Abstract

AFP appears to be negative in about 30% of overall hepatocellular carcinoma (HCC). Our study aimed to develop a nomogram model to diagnose AFP-negative HCC (AFPN-HCC). The training set included 294 AFPN-HCC patients, 159 healthy objects, 63 patients with chronic hepatitis B(CHB), and 64 patients with liver cirrhosis (LC). And the validation set enrolled 137 healthy controls objects, 47 CHB patients and 45 patients with LC. LASSO, univariate, and multivariable logistic regression analysis were performed to construct the model and then transformed into a visualized nomogram.
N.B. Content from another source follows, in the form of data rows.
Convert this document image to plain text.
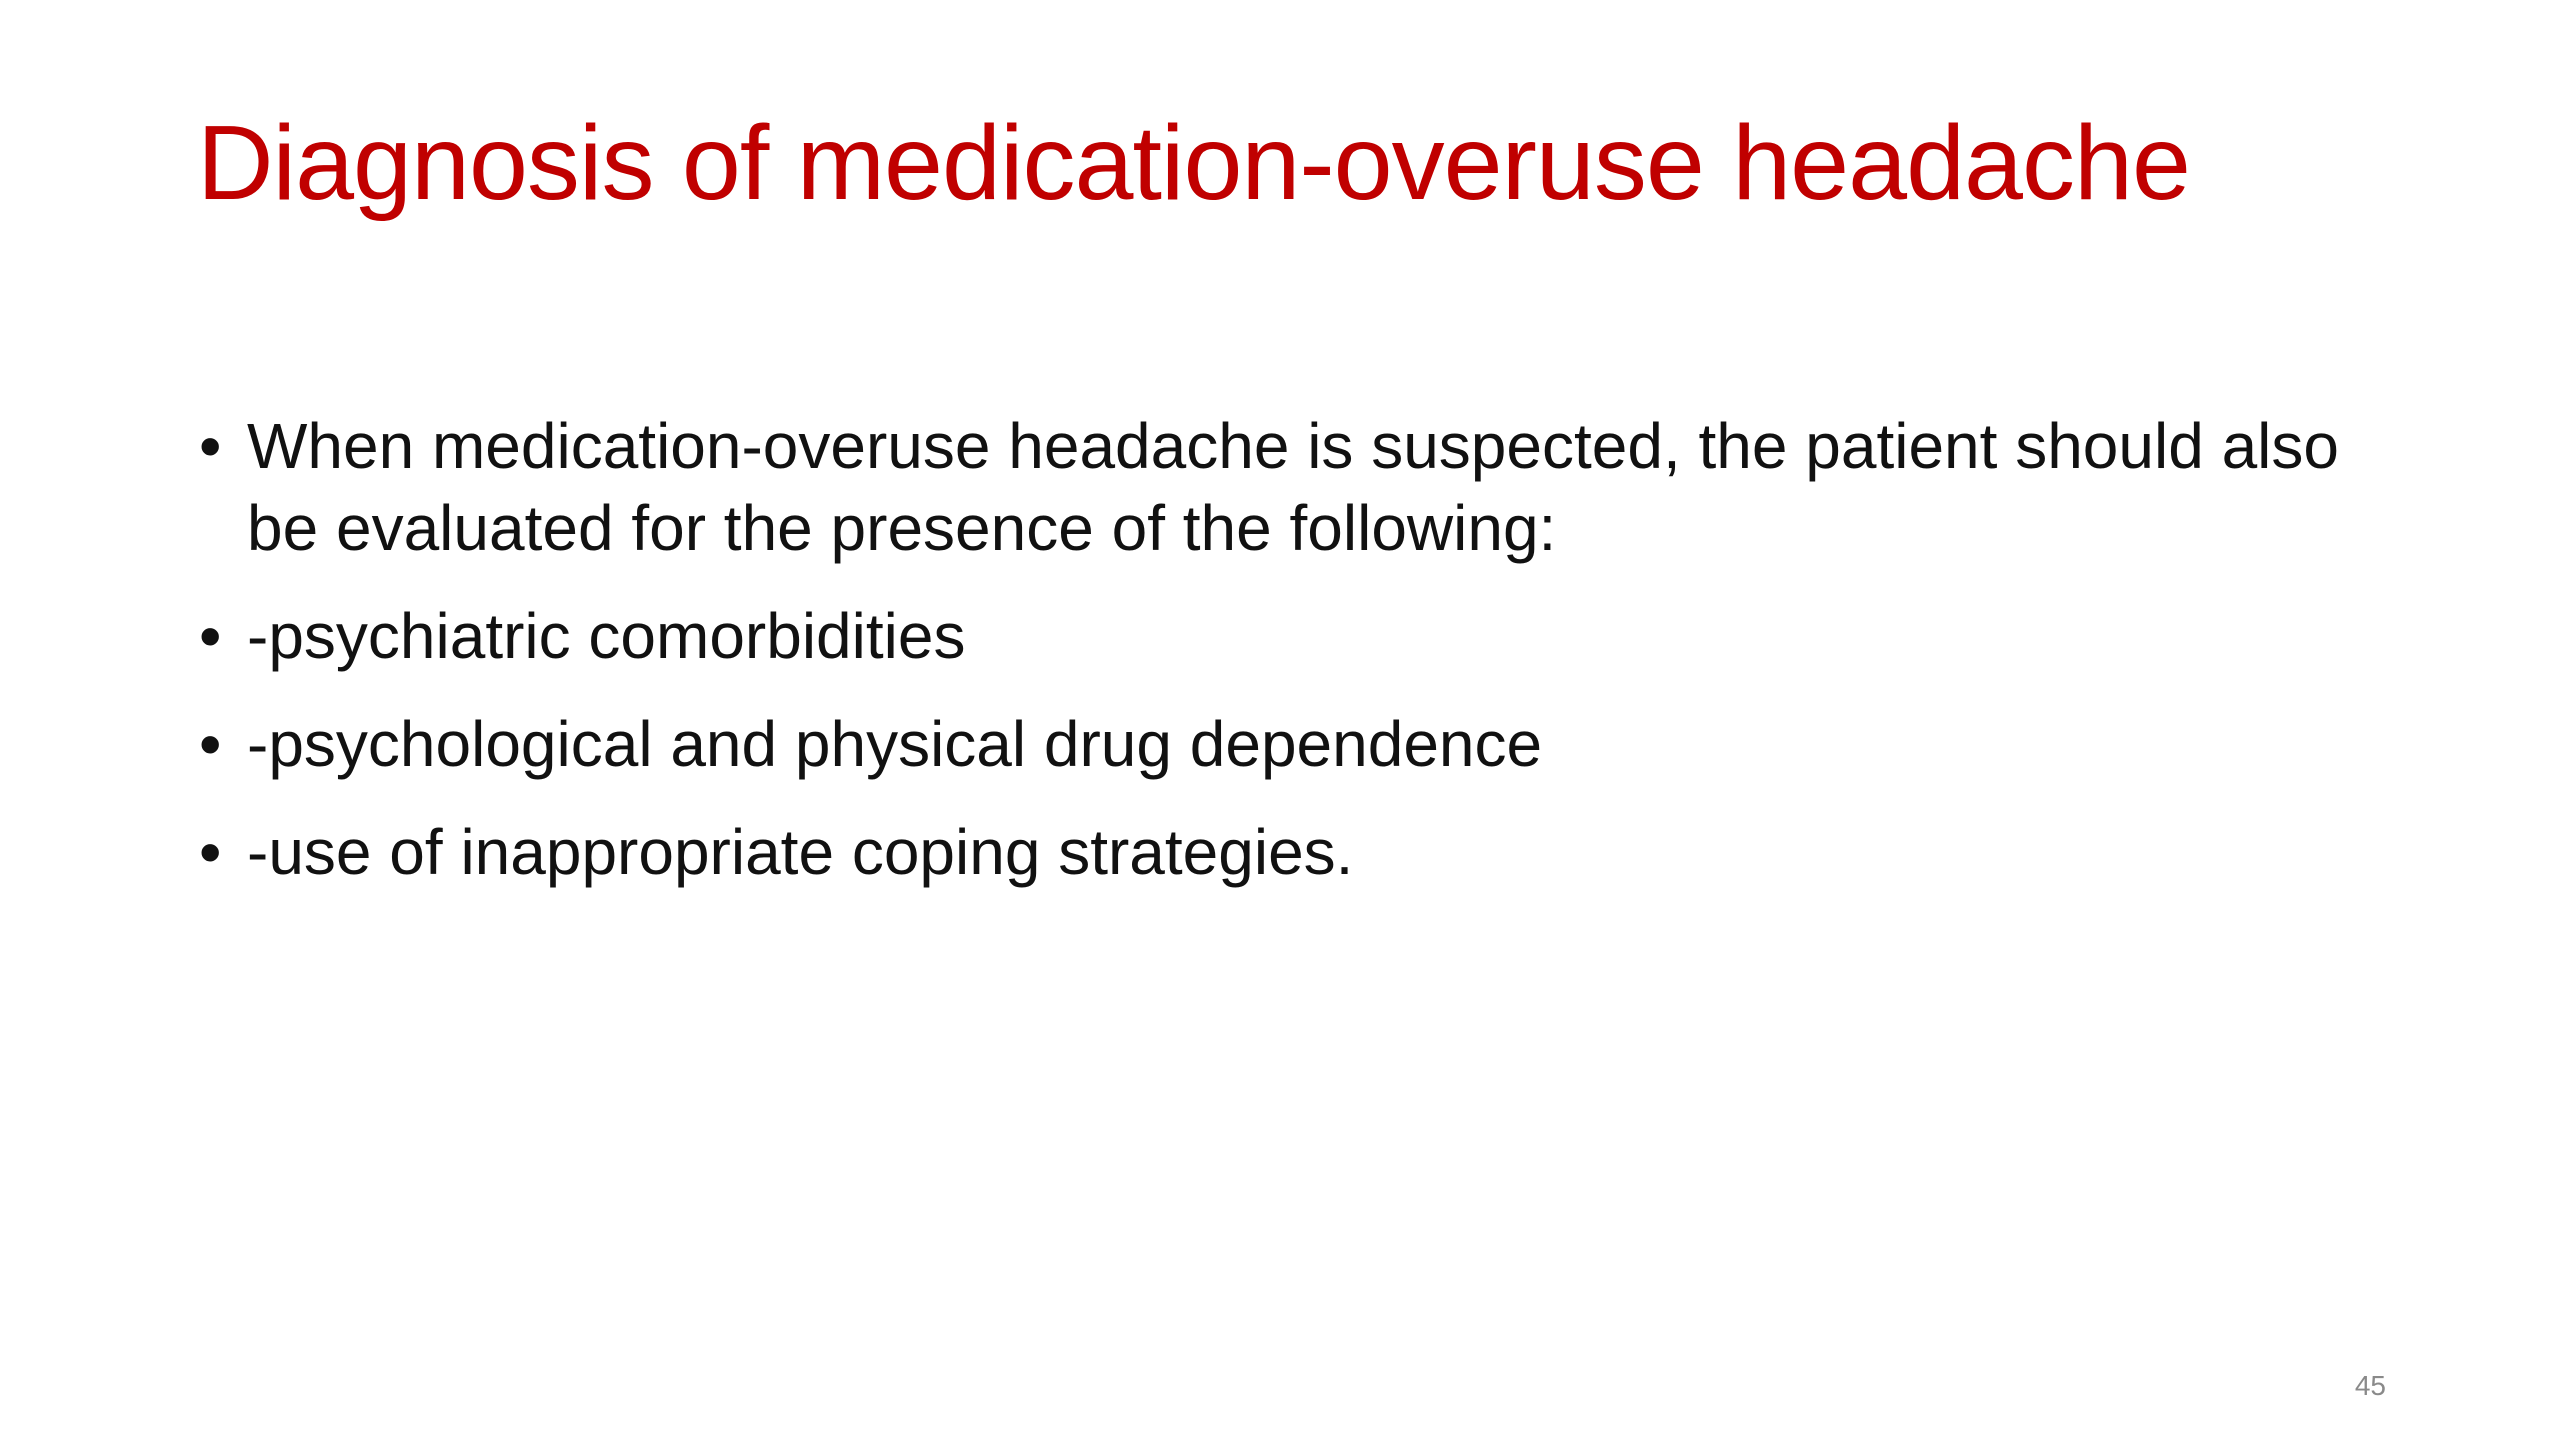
Diagnosis of medication-overuse headache
• When medication-overuse headache is suspected, the patient should also be evaluated for the presence of the following:
• -psychiatric comorbidities
• -psychological and physical drug dependence
• -use of inappropriate coping strategies.
45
The receiver operating characteristic (ROC) curves, the calibration curve, decision curve analysis (DCA), and clinical impact curve (CIC) were further used for validation. Four variables including age, PIVKA-II, platelet (PLT) counts, and prothrombin time (PT) were selected to establish the nomogram. The area under the curve (AUC) of the ROC to distinguish AFPN-HCC patients was 0.937(95% CI 0.892-0.938) in training set and 0.942(95% CI 0.921-0.963) in validation set. We also found that the model had high diagnostic value for small-size HCC (tumor size < 5cm) (AUC = 0.886) and HBV surface antigen-positive AFPN-HCC (AUC = 0.883). Our model was effective for discrimination of AFPN-HCC from patients with benign liver diseases and healthy controls, and might be helpful for the diagnosis for AFPN-HCC.